Mettenberger was dismissed Sunday for a violation of team rules, according to the school, but an investigation by police in Remerton, Ga., a city within Valdosta, remains active, stemming from an incident last month.
Mettenberger was arrested March 7 outside a bar in Remerton on five charges: obstruction, disorderly conduct, underage consumption and two counts of possession of a fake identification. Following the arrest, Richt said Mettenberger would face a minimum suspension of one game but reserved the right to increase the punishment as he deemed necessary. Following Mettenberger’s dismissal, Georgia sports information director Claude Felton confirmed Sunday that no new incident led to the quarterback’s ouster, and Remerton police chief Mike Terrell said Monday that his investigation into Mettenberger’s arrest was ongoing.
“I don’t have anything further at this time,” Terrell wrote in an e-mail.
Terrell also said additional details surrounding Mettenberger’s initial arrest have not been released to the media because of the ongoing investigation.
Mettenberger was not available for comment Monday. Felton said Richt was unlikely to discuss the matter.
While the police investigation lingers, so too does curiosity about Georgia’s quarterback position.
Mettenberger was the Bulldogs’ top performer during spring scrimmages, and some fans had him pegged as a likely starter at the position after his suspension was complete. On G-Day, he turned in an impressive 6-of-10 passing performance, throwing for 150 yards and two touchdowns and leaving Richt to ponder the future of the position.
“I know everybody wants to know what’s going on, they want to know who the starter is, and I couldn’t name a starter right now if I wanted to,” Richt said last week.
At the time, Richt complimented Mettenberger’s focus despite his impending suspension.

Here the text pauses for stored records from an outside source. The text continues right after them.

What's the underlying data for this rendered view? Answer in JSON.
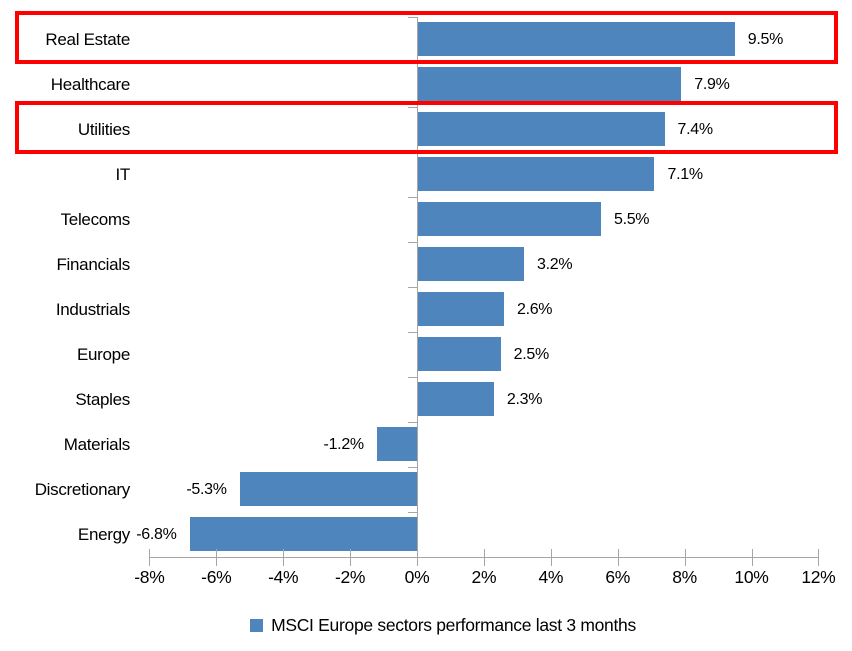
{
  "chart_data": {
    "type": "bar",
    "orientation": "horizontal",
    "categories": [
      "Real Estate",
      "Healthcare",
      "Utilities",
      "IT",
      "Telecoms",
      "Financials",
      "Industrials",
      "Europe",
      "Staples",
      "Materials",
      "Discretionary",
      "Energy"
    ],
    "values": [
      9.5,
      7.9,
      7.4,
      7.1,
      5.5,
      3.2,
      2.6,
      2.5,
      2.3,
      -1.2,
      -5.3,
      -6.8
    ],
    "data_labels": [
      "9.5%",
      "7.9%",
      "7.4%",
      "7.1%",
      "5.5%",
      "3.2%",
      "2.6%",
      "2.5%",
      "2.3%",
      "-1.2%",
      "-5.3%",
      "-6.8%"
    ],
    "xlim": [
      -8,
      12
    ],
    "x_ticks": [
      -8,
      -6,
      -4,
      -2,
      0,
      2,
      4,
      6,
      8,
      10,
      12
    ],
    "x_tick_labels": [
      "-8%",
      "-6%",
      "-4%",
      "-2%",
      "0%",
      "2%",
      "4%",
      "6%",
      "8%",
      "10%",
      "12%"
    ],
    "grid": false,
    "legend": "MSCI Europe sectors performance last 3 months",
    "legend_position": "bottom",
    "bar_color": "#4D85BC",
    "axis_color": "#A6A6A6",
    "text_color": "#000000",
    "highlighted_categories": [
      "Real Estate",
      "Utilities"
    ],
    "highlight_box_color": "#FF0000"
  }
}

“It’s not been easy on him,” Richt said. “He knows he’s in a situation where he’s not going to start the first game. He’s conscious of it. But he’s done a pretty good job of not letting it get to him.”
That was a sentiment shared by several of Mettenberger’s teammates, who thought he did a good job of putting the arrest behind him and approaching the spring’s quarterback battle maturely.
“I think he wanted to show the fans that, yeah, I know I got in trouble, but I’m still here, I’m going to try to do my best,” tight end Arthur Lynch said following the G-Day scrimmage on April 10. “I think that’s what he’s doing.”
Now the Bulldogs are down to two scholarship quarterbacks with any semblance of experience. Logan Gray, a junior, has 12 passing attempts in his career, and redshirt freshman Aaron Murray — the likely favorite to top the depth chart — has a year of practice under his belt but hasn’t played in a college game. True freshman Hutson Mason is set to arrive on campus in June.
Felton said Sunday that coaches still were completing spring exit interviews with players, and a depth chart was not likely to be made available for a few more days at the earliest.